パチンコで負けたときも1万円貸したんですが、あっちからは返さない。しつこく催促していたら1か月後にやっと返ってきましたよ」(元同僚)
このことからも、羽振りのいいホストとはほど遠い暮らしぶりとわかる。だが、金を工面する悪知恵だけは働いた。
「仕入れ先の酒店にひとりで行き、1本数万円以上もするオーパス・ワンっていうワインを店名義で購入し転売していたんです。発注量が多いので、バレますよ」(元同僚)
金に困った山本容疑者は、昨年1月ごろからバーでも働くようになった。ホストクラブの客を連れてきたら、その売り上げの何%かをキックバックする、という取り決めだったが、成果は散々。
バーの店長が振り返る。
「金がないのか、切羽詰まった感じはありました。愛嬌もあるし、敬語も使えるからまあいいかなと思ったんですが、全然ダメ。ガンガン飲ませればいいのに、安くしますよって優しい男を演じて接客する。
借金があるって話してましたね。酒を盗んで売った話も、何人かでやったけど自分のせいにされた、と。いろいろ言ってましたけど、まあクズな人間だなってのは、何となくにじみ出ていましたね」
祖父に関するやりとりもあったと店長が続ける。
「身寄りがおじいちゃんだけなんですっていうから、親代わりなんだから大事にしないとって話したんです。そしたら“本当にそうですね”って言ってましたよ。それが、こんなこと……。ニュースを見て、あぁやっちまったかって思いましたよ」
しばらくの間、ホストクラブとバーのアルバイト(通算出勤日数は10日未満)を掛け持ちしていた山本容疑者だが、昨年4月末ごろ、突如ホストクラブから姿を消した。
再び元同僚の話。
最期は孫に殺されるなんて…
「ワインを転売してもクビにしない優しい店で、給料もちゃんと払っていました。借金は100万円以上あったんじゃないですかね。ホストとして売れたら返してくれたらいいよって。ホストクラブから姿を消した後、バーに給料を取りに来たことがあって、バーの人から連絡をもらって連れ戻しに行ったことがあったんです。その夜、店の幹部に焼き肉をごちそうになって、もう1度やり直そう、と寮に一緒に帰ったんですが……」
朝になったらもぬけの殻。山本容疑者はすでに、建設会社に職を得て、その寮に身を寄せていたようだ。

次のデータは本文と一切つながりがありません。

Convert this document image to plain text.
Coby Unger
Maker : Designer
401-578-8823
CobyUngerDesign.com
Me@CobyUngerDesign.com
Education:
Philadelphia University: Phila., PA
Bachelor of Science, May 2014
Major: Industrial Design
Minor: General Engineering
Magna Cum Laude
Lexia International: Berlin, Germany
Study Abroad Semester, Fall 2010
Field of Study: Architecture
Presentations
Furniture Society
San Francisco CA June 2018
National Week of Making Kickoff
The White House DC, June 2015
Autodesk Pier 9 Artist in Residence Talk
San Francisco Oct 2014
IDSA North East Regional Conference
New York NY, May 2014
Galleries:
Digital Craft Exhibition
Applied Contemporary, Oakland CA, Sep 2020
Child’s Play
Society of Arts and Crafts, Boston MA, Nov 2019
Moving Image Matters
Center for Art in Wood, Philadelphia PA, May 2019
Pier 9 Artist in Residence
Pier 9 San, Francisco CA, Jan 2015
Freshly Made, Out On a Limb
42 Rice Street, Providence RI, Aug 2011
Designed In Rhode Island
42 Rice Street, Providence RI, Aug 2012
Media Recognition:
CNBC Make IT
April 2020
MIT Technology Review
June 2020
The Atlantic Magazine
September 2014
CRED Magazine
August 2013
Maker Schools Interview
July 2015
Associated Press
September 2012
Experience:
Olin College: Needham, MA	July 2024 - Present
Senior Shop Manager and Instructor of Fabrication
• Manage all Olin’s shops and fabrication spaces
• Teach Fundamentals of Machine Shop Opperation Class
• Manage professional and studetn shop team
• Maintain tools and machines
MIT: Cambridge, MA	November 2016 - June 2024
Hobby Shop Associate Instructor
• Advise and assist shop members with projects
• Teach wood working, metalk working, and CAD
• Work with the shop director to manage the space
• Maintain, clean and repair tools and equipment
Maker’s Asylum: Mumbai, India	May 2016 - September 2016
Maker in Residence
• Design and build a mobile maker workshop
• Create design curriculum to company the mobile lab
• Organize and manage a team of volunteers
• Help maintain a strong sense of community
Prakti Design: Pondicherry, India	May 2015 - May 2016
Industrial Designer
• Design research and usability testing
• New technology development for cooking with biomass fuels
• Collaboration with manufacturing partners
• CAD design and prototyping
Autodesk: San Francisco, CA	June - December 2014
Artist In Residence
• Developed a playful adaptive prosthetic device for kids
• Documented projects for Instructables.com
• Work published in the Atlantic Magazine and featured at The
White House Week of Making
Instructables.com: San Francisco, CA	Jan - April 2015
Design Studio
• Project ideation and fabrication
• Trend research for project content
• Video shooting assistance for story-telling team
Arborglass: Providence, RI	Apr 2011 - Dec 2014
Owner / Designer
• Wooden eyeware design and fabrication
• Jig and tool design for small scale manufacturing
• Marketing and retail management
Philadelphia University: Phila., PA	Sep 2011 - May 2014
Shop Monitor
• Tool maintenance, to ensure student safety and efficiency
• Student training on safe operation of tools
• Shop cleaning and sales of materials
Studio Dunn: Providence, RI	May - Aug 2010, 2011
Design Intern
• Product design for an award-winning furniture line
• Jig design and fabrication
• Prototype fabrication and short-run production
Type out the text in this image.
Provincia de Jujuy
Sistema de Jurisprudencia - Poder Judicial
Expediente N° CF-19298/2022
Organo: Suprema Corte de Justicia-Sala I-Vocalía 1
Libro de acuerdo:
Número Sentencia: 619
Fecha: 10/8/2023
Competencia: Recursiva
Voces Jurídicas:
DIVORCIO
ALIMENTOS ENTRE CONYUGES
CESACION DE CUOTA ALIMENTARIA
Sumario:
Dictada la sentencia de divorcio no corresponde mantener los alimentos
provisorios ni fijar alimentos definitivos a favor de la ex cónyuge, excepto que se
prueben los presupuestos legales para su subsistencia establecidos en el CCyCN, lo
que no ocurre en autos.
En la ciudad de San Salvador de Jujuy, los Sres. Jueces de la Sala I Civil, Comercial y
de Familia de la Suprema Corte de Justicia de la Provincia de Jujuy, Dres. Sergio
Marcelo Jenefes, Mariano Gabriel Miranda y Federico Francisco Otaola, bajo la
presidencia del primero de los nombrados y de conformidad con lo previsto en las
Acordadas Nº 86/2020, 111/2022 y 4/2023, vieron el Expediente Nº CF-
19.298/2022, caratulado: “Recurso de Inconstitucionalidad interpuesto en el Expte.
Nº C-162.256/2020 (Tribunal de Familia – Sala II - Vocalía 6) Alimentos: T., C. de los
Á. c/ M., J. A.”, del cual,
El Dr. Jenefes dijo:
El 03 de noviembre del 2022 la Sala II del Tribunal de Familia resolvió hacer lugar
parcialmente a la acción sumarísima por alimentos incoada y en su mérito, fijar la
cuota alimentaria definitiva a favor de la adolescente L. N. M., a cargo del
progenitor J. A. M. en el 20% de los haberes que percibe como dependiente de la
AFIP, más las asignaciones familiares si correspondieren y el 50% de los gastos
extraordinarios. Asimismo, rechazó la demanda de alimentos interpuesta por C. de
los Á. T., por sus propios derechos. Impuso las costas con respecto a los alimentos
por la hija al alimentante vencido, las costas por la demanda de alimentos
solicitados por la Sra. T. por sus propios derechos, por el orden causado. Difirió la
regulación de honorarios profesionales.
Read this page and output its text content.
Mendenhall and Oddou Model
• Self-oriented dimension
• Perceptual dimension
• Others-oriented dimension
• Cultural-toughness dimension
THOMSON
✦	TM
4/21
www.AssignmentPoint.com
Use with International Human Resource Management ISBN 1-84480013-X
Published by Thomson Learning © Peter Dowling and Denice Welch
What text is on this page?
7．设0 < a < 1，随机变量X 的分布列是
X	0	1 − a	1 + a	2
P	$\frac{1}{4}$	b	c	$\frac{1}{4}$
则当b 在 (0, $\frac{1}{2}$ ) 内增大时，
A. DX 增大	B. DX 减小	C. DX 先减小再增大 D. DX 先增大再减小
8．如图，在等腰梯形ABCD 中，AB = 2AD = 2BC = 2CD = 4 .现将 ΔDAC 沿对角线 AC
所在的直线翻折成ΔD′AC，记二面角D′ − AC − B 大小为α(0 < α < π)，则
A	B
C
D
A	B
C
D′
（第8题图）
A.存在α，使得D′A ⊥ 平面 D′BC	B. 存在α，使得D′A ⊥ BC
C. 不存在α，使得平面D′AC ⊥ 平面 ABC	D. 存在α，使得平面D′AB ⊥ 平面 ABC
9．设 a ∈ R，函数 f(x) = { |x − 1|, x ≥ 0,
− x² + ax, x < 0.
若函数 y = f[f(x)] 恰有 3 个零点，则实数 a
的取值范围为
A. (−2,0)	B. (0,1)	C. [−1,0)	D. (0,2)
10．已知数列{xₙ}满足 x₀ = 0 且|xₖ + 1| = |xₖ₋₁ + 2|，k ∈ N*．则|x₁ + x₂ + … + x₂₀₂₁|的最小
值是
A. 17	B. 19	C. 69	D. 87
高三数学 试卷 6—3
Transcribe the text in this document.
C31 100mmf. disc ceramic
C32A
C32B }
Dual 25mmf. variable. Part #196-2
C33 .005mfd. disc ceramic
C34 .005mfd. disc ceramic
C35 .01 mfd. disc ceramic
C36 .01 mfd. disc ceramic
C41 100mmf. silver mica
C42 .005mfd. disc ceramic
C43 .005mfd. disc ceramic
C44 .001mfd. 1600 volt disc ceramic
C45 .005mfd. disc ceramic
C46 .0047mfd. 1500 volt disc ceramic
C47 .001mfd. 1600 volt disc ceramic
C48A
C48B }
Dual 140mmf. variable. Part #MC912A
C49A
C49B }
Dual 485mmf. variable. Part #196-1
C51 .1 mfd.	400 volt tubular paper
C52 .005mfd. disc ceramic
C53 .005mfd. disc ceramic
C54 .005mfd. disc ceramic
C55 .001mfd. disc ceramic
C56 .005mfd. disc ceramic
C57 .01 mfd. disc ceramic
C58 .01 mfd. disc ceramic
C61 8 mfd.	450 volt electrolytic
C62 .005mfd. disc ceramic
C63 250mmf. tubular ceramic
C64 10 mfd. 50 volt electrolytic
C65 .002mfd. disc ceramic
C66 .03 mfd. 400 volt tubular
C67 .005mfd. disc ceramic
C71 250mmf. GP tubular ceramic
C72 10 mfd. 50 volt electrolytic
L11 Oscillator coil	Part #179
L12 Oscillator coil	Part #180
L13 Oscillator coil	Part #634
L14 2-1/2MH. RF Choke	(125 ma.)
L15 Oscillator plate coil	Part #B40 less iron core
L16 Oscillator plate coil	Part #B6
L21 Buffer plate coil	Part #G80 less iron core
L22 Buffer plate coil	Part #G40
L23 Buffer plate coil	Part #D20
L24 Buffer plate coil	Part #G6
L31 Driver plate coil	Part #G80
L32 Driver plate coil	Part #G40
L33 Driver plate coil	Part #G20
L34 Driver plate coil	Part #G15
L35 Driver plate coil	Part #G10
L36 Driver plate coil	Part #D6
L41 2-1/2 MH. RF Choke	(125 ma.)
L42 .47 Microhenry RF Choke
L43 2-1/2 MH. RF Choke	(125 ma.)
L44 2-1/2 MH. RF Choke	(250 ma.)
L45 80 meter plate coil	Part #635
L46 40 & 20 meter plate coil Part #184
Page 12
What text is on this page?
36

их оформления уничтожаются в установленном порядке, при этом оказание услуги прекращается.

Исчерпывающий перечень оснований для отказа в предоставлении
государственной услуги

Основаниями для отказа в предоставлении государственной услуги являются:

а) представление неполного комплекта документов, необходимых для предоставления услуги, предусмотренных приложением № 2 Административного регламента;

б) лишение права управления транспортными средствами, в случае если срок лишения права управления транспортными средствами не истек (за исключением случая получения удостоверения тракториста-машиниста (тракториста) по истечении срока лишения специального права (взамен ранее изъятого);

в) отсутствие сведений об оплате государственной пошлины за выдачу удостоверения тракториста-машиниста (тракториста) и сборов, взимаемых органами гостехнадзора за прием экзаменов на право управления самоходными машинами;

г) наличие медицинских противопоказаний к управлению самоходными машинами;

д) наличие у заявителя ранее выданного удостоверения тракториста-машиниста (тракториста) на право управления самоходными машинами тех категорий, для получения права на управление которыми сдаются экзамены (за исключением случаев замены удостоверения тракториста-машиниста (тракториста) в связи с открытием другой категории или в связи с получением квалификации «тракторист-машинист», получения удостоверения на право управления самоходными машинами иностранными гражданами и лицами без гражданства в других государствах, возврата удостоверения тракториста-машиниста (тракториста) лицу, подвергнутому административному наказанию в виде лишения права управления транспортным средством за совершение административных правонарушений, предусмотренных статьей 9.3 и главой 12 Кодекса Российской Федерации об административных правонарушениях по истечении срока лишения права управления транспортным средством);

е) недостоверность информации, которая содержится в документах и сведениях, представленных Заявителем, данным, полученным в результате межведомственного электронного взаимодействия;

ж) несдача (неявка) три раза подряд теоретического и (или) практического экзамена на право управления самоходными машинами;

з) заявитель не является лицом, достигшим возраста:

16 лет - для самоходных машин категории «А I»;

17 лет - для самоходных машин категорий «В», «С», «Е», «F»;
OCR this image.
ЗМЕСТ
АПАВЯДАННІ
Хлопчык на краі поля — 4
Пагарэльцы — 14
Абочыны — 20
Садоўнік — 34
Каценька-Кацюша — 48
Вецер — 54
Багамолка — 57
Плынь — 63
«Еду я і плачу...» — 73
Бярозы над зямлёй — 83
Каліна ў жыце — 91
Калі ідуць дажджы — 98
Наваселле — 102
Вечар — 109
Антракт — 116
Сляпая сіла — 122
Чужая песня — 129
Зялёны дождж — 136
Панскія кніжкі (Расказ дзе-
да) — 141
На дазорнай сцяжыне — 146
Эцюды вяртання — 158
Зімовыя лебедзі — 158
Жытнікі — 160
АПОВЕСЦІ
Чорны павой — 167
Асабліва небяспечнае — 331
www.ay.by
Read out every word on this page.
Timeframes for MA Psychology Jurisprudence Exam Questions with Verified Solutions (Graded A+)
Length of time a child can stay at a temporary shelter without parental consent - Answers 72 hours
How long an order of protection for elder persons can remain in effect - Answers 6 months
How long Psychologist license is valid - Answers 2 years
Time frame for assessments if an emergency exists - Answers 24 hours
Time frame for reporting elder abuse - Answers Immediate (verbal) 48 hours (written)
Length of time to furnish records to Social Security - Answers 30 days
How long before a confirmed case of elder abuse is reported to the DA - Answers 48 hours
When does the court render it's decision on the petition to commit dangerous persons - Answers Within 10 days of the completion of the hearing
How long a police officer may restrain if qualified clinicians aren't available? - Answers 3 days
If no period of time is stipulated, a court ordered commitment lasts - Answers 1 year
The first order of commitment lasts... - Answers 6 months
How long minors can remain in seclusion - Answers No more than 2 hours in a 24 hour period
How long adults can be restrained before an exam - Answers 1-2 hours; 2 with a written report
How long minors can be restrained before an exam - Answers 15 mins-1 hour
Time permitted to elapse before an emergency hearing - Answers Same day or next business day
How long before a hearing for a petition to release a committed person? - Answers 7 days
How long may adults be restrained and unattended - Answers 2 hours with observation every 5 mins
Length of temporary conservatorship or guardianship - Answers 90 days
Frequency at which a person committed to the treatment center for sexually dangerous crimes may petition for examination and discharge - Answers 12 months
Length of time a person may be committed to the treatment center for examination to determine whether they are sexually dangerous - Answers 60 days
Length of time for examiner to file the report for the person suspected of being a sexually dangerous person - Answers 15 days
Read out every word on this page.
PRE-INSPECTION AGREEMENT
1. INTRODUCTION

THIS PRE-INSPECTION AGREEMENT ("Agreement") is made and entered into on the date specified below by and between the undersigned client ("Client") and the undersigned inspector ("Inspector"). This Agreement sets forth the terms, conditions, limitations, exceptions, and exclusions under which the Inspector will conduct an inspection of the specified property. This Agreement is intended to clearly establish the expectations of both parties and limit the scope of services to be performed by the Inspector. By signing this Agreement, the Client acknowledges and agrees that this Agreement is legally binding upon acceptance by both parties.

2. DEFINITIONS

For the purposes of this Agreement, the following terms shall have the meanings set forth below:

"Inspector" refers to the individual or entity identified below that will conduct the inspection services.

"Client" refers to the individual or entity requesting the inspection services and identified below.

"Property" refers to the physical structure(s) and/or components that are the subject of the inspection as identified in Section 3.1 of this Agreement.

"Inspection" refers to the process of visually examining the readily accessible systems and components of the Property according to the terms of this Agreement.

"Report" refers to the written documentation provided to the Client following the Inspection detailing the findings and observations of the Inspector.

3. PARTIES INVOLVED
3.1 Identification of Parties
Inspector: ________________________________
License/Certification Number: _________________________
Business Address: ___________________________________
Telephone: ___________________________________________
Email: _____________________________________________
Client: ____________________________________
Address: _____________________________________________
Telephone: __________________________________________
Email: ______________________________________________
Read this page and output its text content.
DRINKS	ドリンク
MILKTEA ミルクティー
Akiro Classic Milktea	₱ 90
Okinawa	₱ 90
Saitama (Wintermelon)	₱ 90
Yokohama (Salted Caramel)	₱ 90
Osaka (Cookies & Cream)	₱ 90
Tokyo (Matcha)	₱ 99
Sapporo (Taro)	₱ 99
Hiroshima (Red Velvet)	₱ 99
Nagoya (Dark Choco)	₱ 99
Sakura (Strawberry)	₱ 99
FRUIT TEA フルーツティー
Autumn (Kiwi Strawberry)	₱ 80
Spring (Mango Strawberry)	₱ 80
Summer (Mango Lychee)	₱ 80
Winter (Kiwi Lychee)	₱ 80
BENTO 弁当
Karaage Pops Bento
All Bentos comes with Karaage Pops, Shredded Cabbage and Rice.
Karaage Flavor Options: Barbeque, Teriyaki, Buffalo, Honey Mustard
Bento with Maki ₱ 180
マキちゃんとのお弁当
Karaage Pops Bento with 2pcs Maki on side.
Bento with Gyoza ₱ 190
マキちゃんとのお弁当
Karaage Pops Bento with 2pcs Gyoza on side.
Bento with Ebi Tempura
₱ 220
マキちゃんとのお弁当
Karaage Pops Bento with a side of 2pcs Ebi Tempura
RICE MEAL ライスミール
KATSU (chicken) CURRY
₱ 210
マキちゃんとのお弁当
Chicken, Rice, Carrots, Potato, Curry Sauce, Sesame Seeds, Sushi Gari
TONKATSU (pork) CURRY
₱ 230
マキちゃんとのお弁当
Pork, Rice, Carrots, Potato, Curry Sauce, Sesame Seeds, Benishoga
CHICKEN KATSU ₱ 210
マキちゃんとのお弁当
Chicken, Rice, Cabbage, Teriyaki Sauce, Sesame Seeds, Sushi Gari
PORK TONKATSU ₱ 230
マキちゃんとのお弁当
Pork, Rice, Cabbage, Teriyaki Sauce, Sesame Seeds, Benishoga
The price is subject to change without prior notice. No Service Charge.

元同僚が、次に山本容疑者の姿を見たのは、逮捕を伝えるテレビ画面の中だった。
「正直、びっくりしましたよ。犯罪に手を染めても窃盗ぐらいだと思ってましたから。89年生きて、最後は孫に殺されるなんて、心が痛みますよね。おじいちゃんにも俺たちにも、恩を仇で返して、本当のクズになったなって思いましたね」
祖父の財布から2万3000円を奪い2日後には自分の口座から給料の9万円を下ろしていたが、逮捕された際の所持金は15円だった。
わずかな額の金で命を奪い、自分の人生も台無しにしてしまった。
※文中の誤字を訂正して更新しました。